Le risque du glissement autoritaire.

Eric Dupond-Moretti, garde des Sceaux du gouvernement Castex
Eric Dupond-Moretti, garde des Sceaux du gouvernement Castex © AFP / Ian Langsdon

Il ne s’agit pas de dire –comme certains- que la démocratie est en danger… mais une série d’évènements, de mesures, d’attitudes politiques dessinent un sale temps pour les libertés publiques

L’état d’urgence sanitaire d’abord

Personne ne le remet en cause. Le gouvernement, bien sûr, doit pouvoir être efficace et prompt. Pendant un temps, certaines de nos libertés (de commercer ou d’aller et venir) sont réduites par nécessités bien comprises. C’est le Parlement qui encadre l’état d’urgence, autorise l’exécutif à agir avec moins de contraintes légales que d’habitude. 

Mais quand le gouvernement veut se donner cinq mois sans vote de renouvellement, alors que lors des sept derniers mois, il y a eu quatre votes, donc quatre débats… ça ressemble à un abus de pouvoir

Déjà, du fait de nos institutions, les députés ne discutent pas des mesures à prendre, il serait juste qu’au moins, comme le réclament les oppositions, les votes d’autorisation (et donc les débats sur l’efficacité de la politique menée) soient beaucoup plus fréquents. 

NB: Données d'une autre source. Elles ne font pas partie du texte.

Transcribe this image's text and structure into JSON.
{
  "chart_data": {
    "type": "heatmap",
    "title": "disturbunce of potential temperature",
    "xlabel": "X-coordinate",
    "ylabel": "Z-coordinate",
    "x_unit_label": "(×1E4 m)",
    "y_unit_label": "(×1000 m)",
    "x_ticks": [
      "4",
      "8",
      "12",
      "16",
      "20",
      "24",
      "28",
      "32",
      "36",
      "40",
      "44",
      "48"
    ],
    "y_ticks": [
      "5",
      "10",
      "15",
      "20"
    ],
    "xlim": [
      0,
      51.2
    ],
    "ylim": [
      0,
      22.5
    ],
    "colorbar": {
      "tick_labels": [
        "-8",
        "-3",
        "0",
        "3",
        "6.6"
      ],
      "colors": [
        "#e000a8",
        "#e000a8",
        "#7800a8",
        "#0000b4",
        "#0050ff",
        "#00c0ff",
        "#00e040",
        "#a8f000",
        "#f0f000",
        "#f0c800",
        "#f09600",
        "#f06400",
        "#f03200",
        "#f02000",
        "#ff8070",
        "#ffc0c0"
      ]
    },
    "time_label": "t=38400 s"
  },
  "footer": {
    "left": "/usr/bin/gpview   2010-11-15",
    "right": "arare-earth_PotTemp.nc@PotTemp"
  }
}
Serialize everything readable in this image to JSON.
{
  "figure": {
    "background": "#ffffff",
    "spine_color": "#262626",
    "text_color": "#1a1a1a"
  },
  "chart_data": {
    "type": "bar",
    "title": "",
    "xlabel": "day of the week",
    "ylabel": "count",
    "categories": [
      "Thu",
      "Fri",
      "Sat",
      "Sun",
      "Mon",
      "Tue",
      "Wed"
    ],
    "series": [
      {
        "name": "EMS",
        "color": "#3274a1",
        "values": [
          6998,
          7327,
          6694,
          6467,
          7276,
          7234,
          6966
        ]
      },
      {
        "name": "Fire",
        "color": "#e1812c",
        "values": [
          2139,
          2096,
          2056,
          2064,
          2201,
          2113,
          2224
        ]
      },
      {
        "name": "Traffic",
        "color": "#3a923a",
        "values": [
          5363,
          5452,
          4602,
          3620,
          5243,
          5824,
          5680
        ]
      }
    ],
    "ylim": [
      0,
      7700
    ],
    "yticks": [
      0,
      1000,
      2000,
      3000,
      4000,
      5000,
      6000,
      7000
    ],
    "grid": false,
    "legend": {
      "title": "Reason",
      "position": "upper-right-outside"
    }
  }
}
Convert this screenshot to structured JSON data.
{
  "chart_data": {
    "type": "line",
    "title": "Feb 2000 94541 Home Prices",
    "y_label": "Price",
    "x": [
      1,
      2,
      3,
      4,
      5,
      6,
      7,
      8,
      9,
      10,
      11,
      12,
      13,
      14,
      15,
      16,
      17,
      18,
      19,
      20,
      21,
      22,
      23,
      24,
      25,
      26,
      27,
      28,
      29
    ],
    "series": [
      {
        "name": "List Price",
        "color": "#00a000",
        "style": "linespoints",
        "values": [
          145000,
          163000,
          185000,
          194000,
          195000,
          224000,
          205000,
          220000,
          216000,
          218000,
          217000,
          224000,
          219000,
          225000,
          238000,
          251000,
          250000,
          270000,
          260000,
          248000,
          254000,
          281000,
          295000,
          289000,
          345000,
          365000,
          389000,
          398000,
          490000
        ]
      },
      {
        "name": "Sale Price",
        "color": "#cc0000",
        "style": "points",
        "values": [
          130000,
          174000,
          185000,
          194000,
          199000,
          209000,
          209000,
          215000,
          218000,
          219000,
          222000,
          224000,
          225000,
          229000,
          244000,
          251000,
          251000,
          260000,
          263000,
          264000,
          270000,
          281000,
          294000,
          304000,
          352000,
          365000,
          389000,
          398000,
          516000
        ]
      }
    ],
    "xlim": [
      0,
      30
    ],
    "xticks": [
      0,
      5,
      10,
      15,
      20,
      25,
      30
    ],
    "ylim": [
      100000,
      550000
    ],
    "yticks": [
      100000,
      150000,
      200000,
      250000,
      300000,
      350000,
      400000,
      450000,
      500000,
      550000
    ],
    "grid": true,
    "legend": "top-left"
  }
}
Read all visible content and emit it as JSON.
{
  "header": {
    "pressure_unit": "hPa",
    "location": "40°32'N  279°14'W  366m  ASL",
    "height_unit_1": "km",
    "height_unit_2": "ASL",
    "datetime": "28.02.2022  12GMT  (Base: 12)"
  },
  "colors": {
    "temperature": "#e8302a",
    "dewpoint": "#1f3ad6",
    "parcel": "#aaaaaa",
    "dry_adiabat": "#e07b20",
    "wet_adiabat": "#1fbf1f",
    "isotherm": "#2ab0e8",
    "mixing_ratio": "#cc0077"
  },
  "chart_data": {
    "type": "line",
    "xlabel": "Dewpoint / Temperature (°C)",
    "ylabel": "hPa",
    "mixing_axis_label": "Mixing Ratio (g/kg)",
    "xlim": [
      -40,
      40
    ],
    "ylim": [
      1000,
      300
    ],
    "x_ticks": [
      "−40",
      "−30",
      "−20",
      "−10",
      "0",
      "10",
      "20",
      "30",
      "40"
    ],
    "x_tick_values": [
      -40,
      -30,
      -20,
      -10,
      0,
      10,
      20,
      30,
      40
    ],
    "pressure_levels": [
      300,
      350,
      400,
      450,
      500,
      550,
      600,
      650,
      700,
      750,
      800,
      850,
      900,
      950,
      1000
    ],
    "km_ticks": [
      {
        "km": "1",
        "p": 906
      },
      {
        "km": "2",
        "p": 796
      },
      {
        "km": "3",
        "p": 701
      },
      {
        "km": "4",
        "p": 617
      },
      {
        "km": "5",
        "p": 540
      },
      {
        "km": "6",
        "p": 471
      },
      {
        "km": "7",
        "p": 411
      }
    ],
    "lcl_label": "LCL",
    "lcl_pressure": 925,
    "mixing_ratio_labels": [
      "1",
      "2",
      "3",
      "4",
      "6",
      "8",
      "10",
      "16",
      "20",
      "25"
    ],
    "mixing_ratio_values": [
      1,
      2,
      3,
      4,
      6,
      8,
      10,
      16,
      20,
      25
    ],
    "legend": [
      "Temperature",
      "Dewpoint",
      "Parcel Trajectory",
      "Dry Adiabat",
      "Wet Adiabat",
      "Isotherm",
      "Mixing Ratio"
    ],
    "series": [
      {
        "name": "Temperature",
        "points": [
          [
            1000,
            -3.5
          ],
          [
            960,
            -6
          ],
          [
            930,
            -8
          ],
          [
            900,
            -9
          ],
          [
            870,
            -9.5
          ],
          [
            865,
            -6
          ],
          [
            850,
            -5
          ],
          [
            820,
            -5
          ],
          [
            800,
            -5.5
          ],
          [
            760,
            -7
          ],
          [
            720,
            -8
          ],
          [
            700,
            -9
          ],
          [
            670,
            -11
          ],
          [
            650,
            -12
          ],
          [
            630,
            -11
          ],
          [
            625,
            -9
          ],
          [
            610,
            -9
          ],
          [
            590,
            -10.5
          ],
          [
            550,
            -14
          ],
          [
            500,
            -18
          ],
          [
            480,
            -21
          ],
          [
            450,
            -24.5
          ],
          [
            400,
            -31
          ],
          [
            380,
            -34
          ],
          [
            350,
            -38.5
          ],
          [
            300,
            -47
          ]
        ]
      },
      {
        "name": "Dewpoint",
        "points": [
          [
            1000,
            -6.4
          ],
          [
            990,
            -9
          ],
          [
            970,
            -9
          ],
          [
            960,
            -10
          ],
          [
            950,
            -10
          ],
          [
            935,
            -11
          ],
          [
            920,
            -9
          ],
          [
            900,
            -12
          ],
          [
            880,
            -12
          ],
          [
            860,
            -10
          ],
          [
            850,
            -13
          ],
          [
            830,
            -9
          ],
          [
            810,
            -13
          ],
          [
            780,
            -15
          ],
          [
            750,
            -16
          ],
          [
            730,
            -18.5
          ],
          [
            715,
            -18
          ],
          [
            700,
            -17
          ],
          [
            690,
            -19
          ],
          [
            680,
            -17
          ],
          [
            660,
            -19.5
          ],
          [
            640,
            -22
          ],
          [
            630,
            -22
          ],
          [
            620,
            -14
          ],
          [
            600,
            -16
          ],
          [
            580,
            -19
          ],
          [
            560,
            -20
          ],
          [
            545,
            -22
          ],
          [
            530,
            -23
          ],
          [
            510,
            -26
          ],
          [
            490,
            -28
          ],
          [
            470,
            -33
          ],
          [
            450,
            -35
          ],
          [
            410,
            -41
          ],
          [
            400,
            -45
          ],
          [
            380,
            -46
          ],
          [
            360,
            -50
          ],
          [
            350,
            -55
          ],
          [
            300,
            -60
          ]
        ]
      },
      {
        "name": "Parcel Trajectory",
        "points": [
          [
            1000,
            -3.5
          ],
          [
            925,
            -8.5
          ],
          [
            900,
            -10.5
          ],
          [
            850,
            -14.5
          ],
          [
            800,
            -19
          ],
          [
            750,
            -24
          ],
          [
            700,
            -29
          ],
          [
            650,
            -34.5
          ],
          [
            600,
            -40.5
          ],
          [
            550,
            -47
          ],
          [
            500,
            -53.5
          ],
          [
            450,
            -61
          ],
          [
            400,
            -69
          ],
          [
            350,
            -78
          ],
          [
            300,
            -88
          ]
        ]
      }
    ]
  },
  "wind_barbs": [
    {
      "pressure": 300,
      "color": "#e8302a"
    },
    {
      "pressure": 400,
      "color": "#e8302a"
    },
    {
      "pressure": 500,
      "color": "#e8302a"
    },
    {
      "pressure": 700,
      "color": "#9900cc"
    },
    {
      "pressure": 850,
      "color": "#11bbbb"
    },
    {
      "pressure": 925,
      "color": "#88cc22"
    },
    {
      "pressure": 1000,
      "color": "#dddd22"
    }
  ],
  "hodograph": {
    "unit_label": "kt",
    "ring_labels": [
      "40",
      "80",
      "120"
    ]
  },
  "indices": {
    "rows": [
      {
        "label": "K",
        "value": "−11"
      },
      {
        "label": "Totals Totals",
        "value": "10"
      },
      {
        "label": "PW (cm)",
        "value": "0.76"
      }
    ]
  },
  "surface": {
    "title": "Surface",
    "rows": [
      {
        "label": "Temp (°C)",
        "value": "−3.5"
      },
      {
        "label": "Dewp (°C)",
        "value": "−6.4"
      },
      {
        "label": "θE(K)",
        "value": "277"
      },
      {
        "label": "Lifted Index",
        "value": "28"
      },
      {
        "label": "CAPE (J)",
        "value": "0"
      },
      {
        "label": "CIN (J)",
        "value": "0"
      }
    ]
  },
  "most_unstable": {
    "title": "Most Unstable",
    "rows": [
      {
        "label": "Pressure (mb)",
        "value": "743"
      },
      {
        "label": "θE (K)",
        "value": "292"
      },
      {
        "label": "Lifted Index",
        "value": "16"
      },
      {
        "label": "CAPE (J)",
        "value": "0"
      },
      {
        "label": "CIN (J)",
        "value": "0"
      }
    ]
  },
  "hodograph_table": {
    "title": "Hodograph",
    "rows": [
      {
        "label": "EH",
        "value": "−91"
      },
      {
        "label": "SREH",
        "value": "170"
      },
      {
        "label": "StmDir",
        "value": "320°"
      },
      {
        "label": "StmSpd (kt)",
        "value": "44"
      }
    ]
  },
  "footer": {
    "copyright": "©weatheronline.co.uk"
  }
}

Un autre indice de ce recul du droit : ces collectivités locales qui prennent des arrêtés de réouverture de commerce. Elles savent pertinemment que leurs décisions sont illégales et seront annulées par le juge administratif. C’est donc une instrumentalisation de la justice avec des motivations démagogiques. 

Et puis il y a ce projet de loi ‘sécurité globale’ en discussion

L’actualité est très lourde, voilà la raison principale du silence qui entoure ce débat… Parce que là se joue un vrai glissement autoritaire

Le nom, effrayant, de cette loi ('sécurité globale') sonne comme une caricature. Le gouvernement veut ajouter au projet une disposition pour protéger les policiers. 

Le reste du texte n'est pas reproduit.